Academe of the Oaks, Global Village Project start gardening program for refugee girlsPhoto provided by the Global Village Project.
Decatur’s middle school for refugee teenage girls, the Global Village Project, and Academe of the Oaks have been working closely together for a while now.
Academe has a Refugee Scholarship Program, wherein “bright, motivated young refugee girls” are sponsored to attend Academe for a high school education.
Last year, Academe instructor Edna Lora said that the school started to think of ways to deepen their relationship with the middle school.
This past January, Academe and Global Village embarked on “a joint gardening venture.” One time per week, students from both schools convene to compost, learn about food production, and practice gardening methods.
Global Village doesn’t have much outdoor space, and since of the refugee girls fled from farmlands, weekly gardening at Academe is a comforting and familiar outlet for these middle schoolers.
“When you’re looking at welcoming these girls, working in their gardens and growing their own food is a thing that they miss,” Lora said. “Working in the soil with these kids – it’s just very uplifting to see their faces. It’s a beautiful thing, and hopefully we’ll be preparing food together soon.”
Lora teaches one of the gardening classes, which is a mixture of 10th graders and Global Village’s form 3 class – the students who are the most proficient in English. They’re currently working on straw-bale gardening.
This gardening program has influenced learning in ways outside of the weekly class, too. Global Village girls are going back to the classroom and practicing English as well as creating songs about their experiences.

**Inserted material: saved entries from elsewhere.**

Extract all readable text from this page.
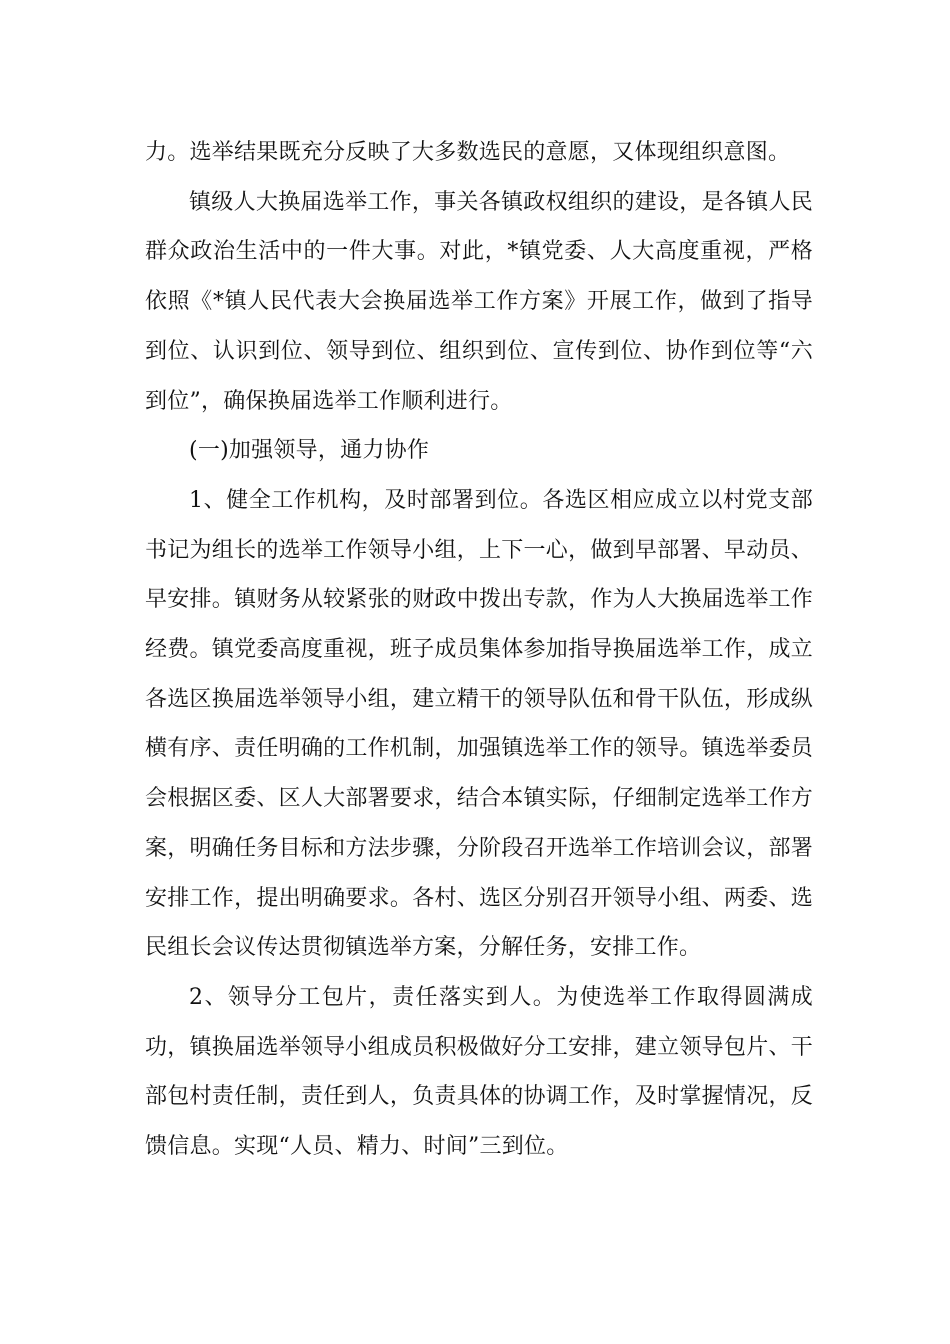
力。选举结果既充分反映了大多数选民的意愿，又体现组织意图。

镇级人大换届选举工作，事关各镇政权组织的建设，是各镇人民群众政治生活中的一件大事。对此，*镇党委、人大高度重视，严格依照《*镇人民代表大会换届选举工作方案》开展工作，做到了指导到位、认识到位、领导到位、组织到位、宣传到位、协作到位等“六到位”，确保换届选举工作顺利进行。

(一)加强领导，通力协作

1、健全工作机构，及时部署到位。各选区相应成立以村党支部书记为组长的选举工作领导小组，上下一心，做到早部署、早动员、早安排。镇财务从较紧张的财政中拨出专款，作为人大换届选举工作经费。镇党委高度重视，班子成员集体参加指导换届选举工作，成立各选区换届选举领导小组，建立精干的领导队伍和骨干队伍，形成纵横有序、责任明确的工作机制，加强镇选举工作的领导。镇选举委员会根据区委、区人大部署要求，结合本镇实际，仔细制定选举工作方案，明确任务目标和方法步骤，分阶段召开选举工作培训会议，部署安排工作，提出明确要求。各村、选区分别召开领导小组、两委、选民组长会议传达贯彻镇选举方案，分解任务，安排工作。

2、领导分工包片，责任落实到人。为使选举工作取得圆满成功，镇换届选举领导小组成员积极做好分工安排，建立领导包片、干部包村责任制，责任到人，负责具体的协调工作，及时掌握情况，反馈信息。实现“人员、精力、时间”三到位。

“The new partnership will help raise awareness and promote advocacy for refugee women’s education and also help students from both schools explore cultural diversity through plant-based stories, food selection and eating customs,” Lora said.
Lora and the coordinating stem teacher from Global Village are looking to continue the gardening program in the fall semester.
Correction: An earlier version of this story misidentified one of the speakers.